From pv magazine ISSUE 04 – 2021.
InterContinental Energy (ICE) is one of the four consortium partners looking to develop the Asian Renewable Energy Hub in Western Australia. The plans are to produce 1.75 million tons of green hydrogen a year from mega-scale wind and solar projects. Your plan is to transport the energy as green ammonia to offtaker markets in North Asia – is that right?
This is a fascinating topic: If you imagine in your mind a Venn diagram of hydrogen and ammonia, you have the circle where the end-user wants ammonia, a circle where the end-user wants hydrogen, and a middle circle where the end-user is indifferent – they want whatever they can get at the cheapest price. When it comes to price of course transportation is a real factor, as is the conversion of hydrogen into ammonia and its reconversion.
Let’s start with the easiest bit, which is people who need ammonia. There is no question that the producer, ourselves, is going to take their green electricity, turn it into hydrogen and then turn the hydrogen into green ammonia. Then it is going to ship the green ammonia by standard ammonia shipping methods to the end user.
Then there is the middle part of the Venn diagram which, in simple terms, is people who want heat. Whether you burn ammonia or hydrogen, in both cases you get heat. One of the first applications then could be co-firing in coal-fired power stations.
Is this Japan’s long-term strategy?
Yes, exactly. This is the unequivocal roadmap of the Japanese power sector that has been very publicly committed to. So, let’s take Japan as an example. Say they start at 20% green ammonia, right off the bat that’s 20% less pollution. As this percentage grows steadily, it buys a lot of time to transition the energy system because if you got rid of the coal-fired power stations immediately you would have to replace them with something else. You would have to physically build whatever that is, and of course there is no appetite for nuclear. Green ammonia is a good transition for Japan and will be 100% green ammonia in time.

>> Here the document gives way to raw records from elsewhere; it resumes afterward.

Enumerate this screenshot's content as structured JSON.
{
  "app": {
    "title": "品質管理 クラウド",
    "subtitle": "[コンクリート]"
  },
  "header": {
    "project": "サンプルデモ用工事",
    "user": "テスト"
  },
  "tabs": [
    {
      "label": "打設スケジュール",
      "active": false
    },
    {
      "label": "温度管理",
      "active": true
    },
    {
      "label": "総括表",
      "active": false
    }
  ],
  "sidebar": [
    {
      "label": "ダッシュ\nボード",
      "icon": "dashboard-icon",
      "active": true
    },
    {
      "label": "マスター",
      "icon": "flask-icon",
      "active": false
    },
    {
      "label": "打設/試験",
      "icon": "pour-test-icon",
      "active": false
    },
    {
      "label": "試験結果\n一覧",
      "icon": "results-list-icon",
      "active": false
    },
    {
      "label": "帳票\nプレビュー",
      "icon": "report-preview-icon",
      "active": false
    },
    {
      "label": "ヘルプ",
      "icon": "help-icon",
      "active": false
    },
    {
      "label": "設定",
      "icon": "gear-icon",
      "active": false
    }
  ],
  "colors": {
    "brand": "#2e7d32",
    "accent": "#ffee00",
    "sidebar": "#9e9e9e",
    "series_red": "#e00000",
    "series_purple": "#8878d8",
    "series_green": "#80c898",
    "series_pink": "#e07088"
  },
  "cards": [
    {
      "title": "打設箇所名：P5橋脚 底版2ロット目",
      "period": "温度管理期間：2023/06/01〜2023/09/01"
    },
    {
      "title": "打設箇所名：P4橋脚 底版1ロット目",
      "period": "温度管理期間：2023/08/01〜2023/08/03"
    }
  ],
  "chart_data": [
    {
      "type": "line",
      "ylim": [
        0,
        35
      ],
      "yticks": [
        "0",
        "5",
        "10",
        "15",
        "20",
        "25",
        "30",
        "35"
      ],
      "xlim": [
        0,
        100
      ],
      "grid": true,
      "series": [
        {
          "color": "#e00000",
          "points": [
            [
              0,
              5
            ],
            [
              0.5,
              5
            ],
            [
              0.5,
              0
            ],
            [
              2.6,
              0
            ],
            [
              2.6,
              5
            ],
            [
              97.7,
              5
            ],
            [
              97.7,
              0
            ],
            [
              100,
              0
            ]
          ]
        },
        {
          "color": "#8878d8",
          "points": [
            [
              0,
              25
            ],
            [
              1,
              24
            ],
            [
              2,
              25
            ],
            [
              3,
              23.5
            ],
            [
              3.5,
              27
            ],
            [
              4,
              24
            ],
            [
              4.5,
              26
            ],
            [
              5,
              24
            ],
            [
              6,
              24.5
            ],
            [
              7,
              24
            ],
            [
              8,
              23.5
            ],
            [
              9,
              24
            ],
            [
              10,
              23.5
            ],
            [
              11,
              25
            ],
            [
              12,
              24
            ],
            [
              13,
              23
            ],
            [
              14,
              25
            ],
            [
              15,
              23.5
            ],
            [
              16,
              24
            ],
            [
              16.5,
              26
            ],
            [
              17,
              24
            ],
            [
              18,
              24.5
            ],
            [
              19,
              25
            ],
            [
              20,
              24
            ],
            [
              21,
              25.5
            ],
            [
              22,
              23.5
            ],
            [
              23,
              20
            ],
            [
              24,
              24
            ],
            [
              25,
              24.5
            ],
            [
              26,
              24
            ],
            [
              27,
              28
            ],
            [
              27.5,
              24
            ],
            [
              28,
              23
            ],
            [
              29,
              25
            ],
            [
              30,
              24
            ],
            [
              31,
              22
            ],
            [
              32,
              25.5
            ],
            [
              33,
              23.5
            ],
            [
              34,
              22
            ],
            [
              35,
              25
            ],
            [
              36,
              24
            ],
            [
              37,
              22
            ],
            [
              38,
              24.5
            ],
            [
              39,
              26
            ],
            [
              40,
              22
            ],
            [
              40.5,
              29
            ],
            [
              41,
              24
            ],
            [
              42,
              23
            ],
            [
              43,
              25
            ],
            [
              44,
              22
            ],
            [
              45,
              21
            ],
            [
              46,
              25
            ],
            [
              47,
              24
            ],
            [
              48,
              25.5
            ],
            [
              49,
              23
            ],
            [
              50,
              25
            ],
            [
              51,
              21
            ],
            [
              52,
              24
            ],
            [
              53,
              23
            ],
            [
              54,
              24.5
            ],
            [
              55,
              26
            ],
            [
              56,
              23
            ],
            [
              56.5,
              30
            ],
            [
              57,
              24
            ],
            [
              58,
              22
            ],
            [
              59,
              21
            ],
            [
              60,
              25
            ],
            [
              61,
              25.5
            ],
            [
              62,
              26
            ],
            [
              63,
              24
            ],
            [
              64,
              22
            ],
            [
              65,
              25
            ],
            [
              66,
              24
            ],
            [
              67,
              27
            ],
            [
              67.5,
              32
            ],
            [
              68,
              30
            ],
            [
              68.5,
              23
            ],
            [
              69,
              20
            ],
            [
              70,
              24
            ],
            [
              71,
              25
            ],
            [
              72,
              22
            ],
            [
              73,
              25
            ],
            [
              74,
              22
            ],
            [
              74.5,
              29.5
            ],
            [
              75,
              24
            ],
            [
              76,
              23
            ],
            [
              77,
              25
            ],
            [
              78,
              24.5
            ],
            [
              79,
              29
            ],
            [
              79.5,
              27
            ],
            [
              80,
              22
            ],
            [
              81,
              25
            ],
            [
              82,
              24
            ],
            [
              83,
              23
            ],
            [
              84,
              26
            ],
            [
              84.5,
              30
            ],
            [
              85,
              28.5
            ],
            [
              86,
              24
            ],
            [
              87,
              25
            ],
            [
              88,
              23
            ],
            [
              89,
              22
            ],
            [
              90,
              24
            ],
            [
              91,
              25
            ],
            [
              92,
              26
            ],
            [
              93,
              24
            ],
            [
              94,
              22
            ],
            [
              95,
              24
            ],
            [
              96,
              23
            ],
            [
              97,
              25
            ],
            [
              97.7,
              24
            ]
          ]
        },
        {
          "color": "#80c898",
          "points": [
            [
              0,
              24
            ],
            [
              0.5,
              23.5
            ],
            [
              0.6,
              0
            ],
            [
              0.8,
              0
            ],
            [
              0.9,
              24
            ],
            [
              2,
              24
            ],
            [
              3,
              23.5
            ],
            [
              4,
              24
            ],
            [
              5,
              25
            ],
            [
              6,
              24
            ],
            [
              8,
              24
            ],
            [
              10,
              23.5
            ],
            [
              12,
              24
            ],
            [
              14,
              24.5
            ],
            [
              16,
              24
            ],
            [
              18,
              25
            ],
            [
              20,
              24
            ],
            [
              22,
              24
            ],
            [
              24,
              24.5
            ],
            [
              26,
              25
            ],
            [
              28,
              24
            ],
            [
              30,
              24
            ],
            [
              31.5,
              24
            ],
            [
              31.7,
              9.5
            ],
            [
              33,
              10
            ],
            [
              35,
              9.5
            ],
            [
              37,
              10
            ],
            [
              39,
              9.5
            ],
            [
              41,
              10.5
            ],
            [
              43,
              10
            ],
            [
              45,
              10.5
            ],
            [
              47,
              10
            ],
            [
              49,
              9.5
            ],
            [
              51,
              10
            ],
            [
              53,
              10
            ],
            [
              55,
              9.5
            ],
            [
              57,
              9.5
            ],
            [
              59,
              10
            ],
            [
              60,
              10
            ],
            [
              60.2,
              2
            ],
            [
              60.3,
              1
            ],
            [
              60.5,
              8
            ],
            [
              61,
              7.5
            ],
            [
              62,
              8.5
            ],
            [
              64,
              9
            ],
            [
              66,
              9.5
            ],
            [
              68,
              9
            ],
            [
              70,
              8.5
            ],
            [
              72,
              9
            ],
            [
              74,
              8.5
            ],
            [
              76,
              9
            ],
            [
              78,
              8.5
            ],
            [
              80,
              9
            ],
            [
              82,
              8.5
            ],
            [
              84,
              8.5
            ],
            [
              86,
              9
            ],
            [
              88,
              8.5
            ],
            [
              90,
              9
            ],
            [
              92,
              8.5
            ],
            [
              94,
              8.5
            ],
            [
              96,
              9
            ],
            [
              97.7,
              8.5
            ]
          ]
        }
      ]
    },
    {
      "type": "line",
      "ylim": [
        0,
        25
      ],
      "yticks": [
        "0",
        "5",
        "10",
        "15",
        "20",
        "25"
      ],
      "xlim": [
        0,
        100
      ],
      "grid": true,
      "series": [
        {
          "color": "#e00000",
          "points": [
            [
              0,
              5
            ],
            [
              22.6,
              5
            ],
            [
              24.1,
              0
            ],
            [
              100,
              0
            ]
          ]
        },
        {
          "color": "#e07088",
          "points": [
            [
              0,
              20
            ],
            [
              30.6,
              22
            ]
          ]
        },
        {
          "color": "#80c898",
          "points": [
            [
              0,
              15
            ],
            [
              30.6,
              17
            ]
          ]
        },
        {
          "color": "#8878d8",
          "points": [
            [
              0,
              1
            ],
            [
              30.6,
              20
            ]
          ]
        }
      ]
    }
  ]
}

And the people who just want hydrogen?
These are by and large the fuel-cell people. If you’re trying to run a heavy-goods vehicle, you definitely want hydrogen, and you will then decide whether you get hydrogen directly or import ammonia and crack it back. The difference is solely cost. The way all the technology works now, if you have to import by ship ammonia is cheaper.
The cost of converting hydrogen to ammonia and then reconverting it is still cheaper than shipping liquid hydrogen, because that is just so energy-intensive and expensive. Hydrogen is also much harder to store than ammonia and so it is just easier to use ammonia as a vector. Now, if your hydrogen is domestic, terrestrial, and within reasonable distance, pipelines are probably the cheapest option, but it’s highly dependent [on geography].
So, at the moment, the ammonia people are getting ammonia, the indifferent people are also mostly getting ammonia, and the people who want hydrogen will first look for the cheapest domestic hydrogen sources and once they run out, which they will, their next move is to buy the cheapest ammonia that they can and crack it back. The main reason being that the major demand centres of Europe and north Asia don’t have the domestic resources.
ICE’s approach to the Asian Renewable Energy Hub (AREH) and all its planned megaprojects is basically a modular approach, correct? You can roll out your template wherever the suit fits?
Yes, our projects are templates, but within the project it is modular and that is how all the rollout works. One of the things that seems intimidating about, say, AREH, is how you are going to build 26 GW with all the potential delays and contingencies of a mega-project.
Of course, in some ways it is a megaproject, but it is really a dozen large-scale projects on the same site. For example, on the solar side, it’s not really a 10 GW solar park, it is ten to twenty 500 MW-1 GW projects that happen to be on the same site and leverage some of the same infrastructure and planning.
It’s interesting that you’re also planning a project in the Middle East, considering that countries such as Saudi Arabia are already planning to compete with Australia for green ammonia exports to Asia. Is there a possibility that your projects will be competing against each other?
Yes, that’s a very good question. But look, there is so much demand. If you look at the shipping sector alone, our estimates via third-party consultants are that the shipping sector will require 660 million tons a year of green ammonia if it uses green ammonia to serve all of its decarbonisation needs.
That’s an enormous number for one sector, considering that the worldwide market for ammonia as fertiliser is currently around 200 million tons annually. I guess that allows you to be really ambitious in terms of the number of projects, right?
Exactly. So that is demand of 66 AREH projects. And given how long it takes to build a project, permit a project, fund a project, the amount of money you need to invest etc., we’re not worried about excess supply. This is partly because the world needs these solutions and the whole world needs them at the same time.
Often when you have these types of transitions there is a lead country that takes up all the supply and other nations sort of hold back, but that is not what is happening this time. Everyone has agreed something needs to be done. So, there is a lot of demand and not that many choices, and even fewer choices that can be produced at scale.